Die 1944 in Weimar geborene Gesine Probst-Bösch studierte ab 1967 an der Akademie der bildenden Künste in Wien bei Josef Mikl und Walter Eckert. Dort kam sie auch mit dem Abstrakten Realismus der österreichischen Avantgarde rund um die legendäre Gruppe Galerie nächst St. Stephan in Berührung. Es entstanden stark abstrahierte, in gestischer Farbigkeit aufgelöste Figurationen. An der Akademie lernte sich auch den Hörbranzer Maler Richard Bösch kennen und vermählte sich mit ihm 1968. Nach dem Ende des Studiums ziehen die beiden 1971 nach Hörbranz. Noch im selben Jahr kommt Sohn Florian, 1975 Tochter Barbara zur Welt. In den 1970er Jahren wird es still um die Künstlerin, sie zieht sich aus dem Kunstbetrieb zurück. Erst ab 1980 tritt sie wieder in der Öffentlichkeit in Erscheinung, diesmal jedoch als Literatin mit ungemein eindringlich-lyrischen Texten. In der zweiten Hälfte der 1980er wird sie dann auch wieder als bildnerische Künstlerin wahrnehmbar.     

Umbruch       

Die erste Arbeit der Ausstellung im Dock 20 ist auf den ersten Jänner 1989 datiert und trägt den Titel „Das Empfangende“. Ihre Themen kreisen in den ersten Monaten dieses persönlichen (und auch politischen) Umbruchjahres vor allem um Empfängnis, Geburt und Fürsorge.
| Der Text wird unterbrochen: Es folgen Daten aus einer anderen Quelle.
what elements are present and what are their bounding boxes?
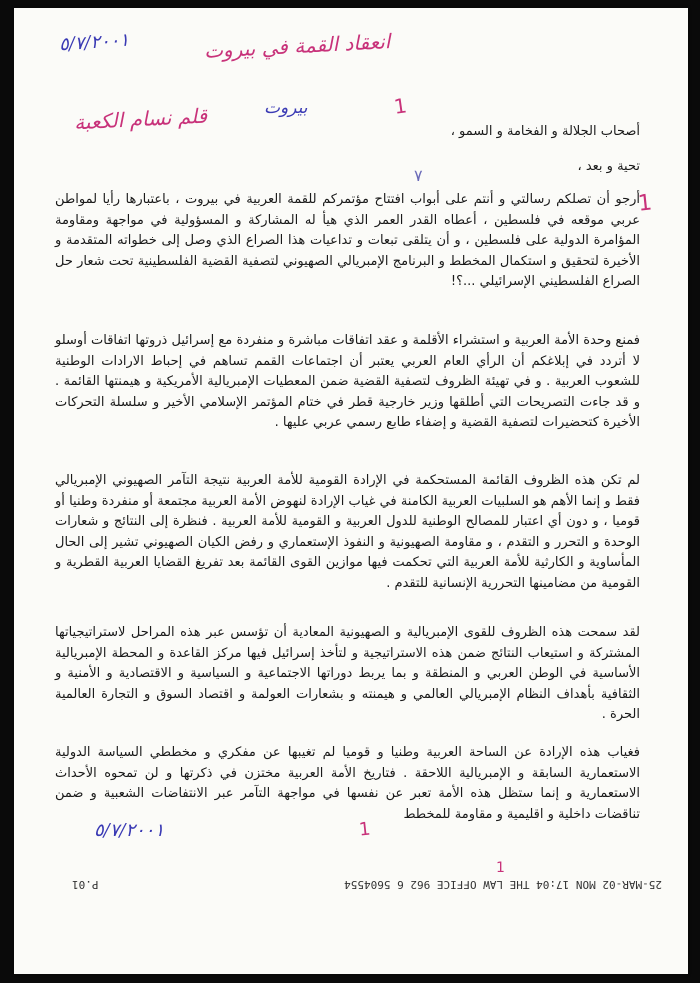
letter-salutation: أصحاب الجلالة و الفخامة و السمو ، bbox=[450, 124, 640, 139]
margin-mark-small: 1 bbox=[496, 860, 505, 876]
margin-mark-bottom: 1 bbox=[357, 818, 372, 841]
letter-paragraph: أرجو أن تصلكم رسالتي و أنتم على أبواب افتتاح مؤتمركم للقمة العربية في بيروت ، باعتبارها رأيا لمواطن عربي موقعه في فلسطين ، أعطاه القدر العمر الذي هيأ له المشاركة و المسؤولية في مواجهة ومقاومة المؤامرة الدولية على فلسطين ، و أن يتلقى تبعات و تداعيات هذا الصراع الذي وصل إلى خطواته المتقدمة و الأخيرة لتحقيق و استكمال المخطط و البرنامج الإمبريالي الصهيوني لتصفية القضية الفلسطينية تحت شعار حل الصراع الفلسطيني الإسرائيلي ...؟! bbox=[55, 192, 640, 289]
margin-mark-right: 1 bbox=[636, 190, 654, 217]
letter-paragraph: فغياب هذه الإرادة عن الساحة العربية وطنيا و قوميا لم تغيبها عن مفكري و مخططي السياسة الدولية الاستعمارية السابقة و الإمبريالية اللاحقة . فتاريخ الأمة العربية مختزن في ذكرتها و لن تمحوه الأحداث الاستعمارية و إنما ستظل هذه الأمة تعبر عن نفسها في مواجهة التآمر عبر الانتفاضات الشعبية و ضمن تناقضات داخلية و اقليمية و مقاومة للمخطط bbox=[55, 745, 640, 822]
letter-paragraph: فمنع وحدة الأمة العربية و استشراء الأقلمة و عقد اتفاقات مباشرة و منفردة مع إسرائيل ذروتها اتفاقات أوسلو لا أتردد في إبلاغكم أن الرأي العام العربي يعتبر أن اجتماعات القمم تساهم في إحباط الارادات الوطنية للشعوب العربية . و في تهيئة الظروف لتصفية القضية ضمن المعطيات الإمبريالية الأمريكية و هيمنتها القائمة . و قد جاءت التصريحات التي أطلقها وزير خارجية قطر في ختام المؤتمر الإسلامي الأخير و سلسلة التحركات الأخيرة كتحضيرات لتصفية القضية و إضفاء طابع رسمي عربي عليها . bbox=[55, 333, 640, 430]
fax-header-text: 25-MAR-02 MON 17:04 THE LAW OFFICE 962 6 5604554 bbox=[344, 878, 662, 891]
handwritten-title-top: انعقاد القمة في بيروت bbox=[203, 29, 391, 63]
handwritten-date-top: ٥/٧/٢٠٠١ bbox=[58, 29, 130, 56]
letter-page bbox=[14, 8, 688, 974]
margin-tick-mark: ٧ bbox=[414, 166, 423, 185]
fax-page-number: P.01 bbox=[72, 878, 99, 891]
handwritten-name-left: قلم نسام الكعبة bbox=[73, 103, 208, 135]
letter-paragraph: لم تكن هذه الظروف القائمة المستحكمة في الإرادة القومية للأمة العربية نتيجة التآمر الصهيوني الإمبريالي فقط و إنما الأهم هو السلبيات العربية الكامنة في غياب الإرادة لنهوض الأمة العربية مجتمعة أو منفردة وطنيا أو قوميا ، و دون أي اعتبار للمصالح الوطنية للدول العربية و القومية للأمة العربية . فنظرة إلى النتائج و شعارات الوحدة و التحرر و التقدم ، و مقاومة الصهيونية و النفوذ الإستعماري و رفض الكيان الصهيوني تشير إلى الحال المأساوية و الكارثية للأمة العربية التي تحكمت فيها موازين القوى القائمة بعد تفريغ القضايا العربية القطرية و القومية من مضامينها التحررية الإنسانية للتقدم . bbox=[55, 473, 640, 591]
letter-paragraph: لقد سمحت هذه الظروف للقوى الإمبريالية و الصهيونية المعادية أن تؤسس عبر هذه المراحل لاستراتيجياتها المشتركة و استيعاب النتائج ضمن هذه الاستراتيجية و لتأخذ إسرائيل فيها مركز القاعدة و المحطة الإمبريالية الأساسية في الوطن العربي و المنطقة و بما يربط دوراتها الاجتماعية و السياسية و الاقتصادية و الأمنية و الثقافية بأهداف النظام الإمبريالي العالمي و هيمنته و بشعارات العولمة و اقتصاد السوق و التجارة العالمية الحرة . bbox=[55, 625, 640, 722]
margin-mark-top: 1 bbox=[392, 93, 409, 119]
handwritten-beirut: بيروت bbox=[264, 98, 308, 118]
handwritten-date-bottom: ٥/٧/٢٠٠١ bbox=[94, 820, 165, 841]
letter-greeting: تحية و بعد ، bbox=[577, 159, 640, 174]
Dem folgt die Auseinandersetzung mit dem Paarbegriff und der Emanzipation der Frau in einer Partnerbeziehung, wie Werke wie „Verschmelzung und Abgrenzung“ oder „Kampf“ veranschaulichen. Im Herbst trennt sie sich von ihrem Mann und übersiedelt nach München. Sie wendet sich dem erzählerischen Zeichnen zu und und widmet sich auch weiterhin der Literatur. Probst-Bösch gelangt von einer Beobachtung der Außenwelt immer mehr zu einer Innenschau. „Sie findet Chiffren, um ihr psychisches Erleben in unterschiedlichsten Formen auf Papier zu bannen“, schreibt die im vorarlberg museum arbeitende Kunsthistorikerin Kathrin Dünser im Katalog zur Ausstellung (S. 20). Sie zitiert in ihrem Essay auch die Probst-Bösch-Kennerin Susanne Berchtold, die festhält: „Gesine Probst (treibt) in ihren poetischen Werken die Reduktion der Bildsprache voran. Sie nähert sich dem Wesentlichen mit einfachen gestalterischen Mitteln. Piktogramme, zeichenhafte transitive Formen, Gegenstände, die sich in Figuratives wandeln und umgekehrt bestimmen ihre Vorstellungswelt.“ (Susanne Berchtold in: zeichnungsARTen, Zeichnungen Vorarlberger Künstlerinnen und Künstler 1960 – 2001, S. 8)      
Vom formalen Vokabular her gesehen, tauchen im Weiteren immer wieder Hände und Füße als bestimmende Körperteile ins Bild, mit denen die Künstlerin die Figuren durch Treten, Berühren, Tasten oder Trampeln interagieren lässt. Damit stellt sie zudem den Ich-Bezug zur Welt her.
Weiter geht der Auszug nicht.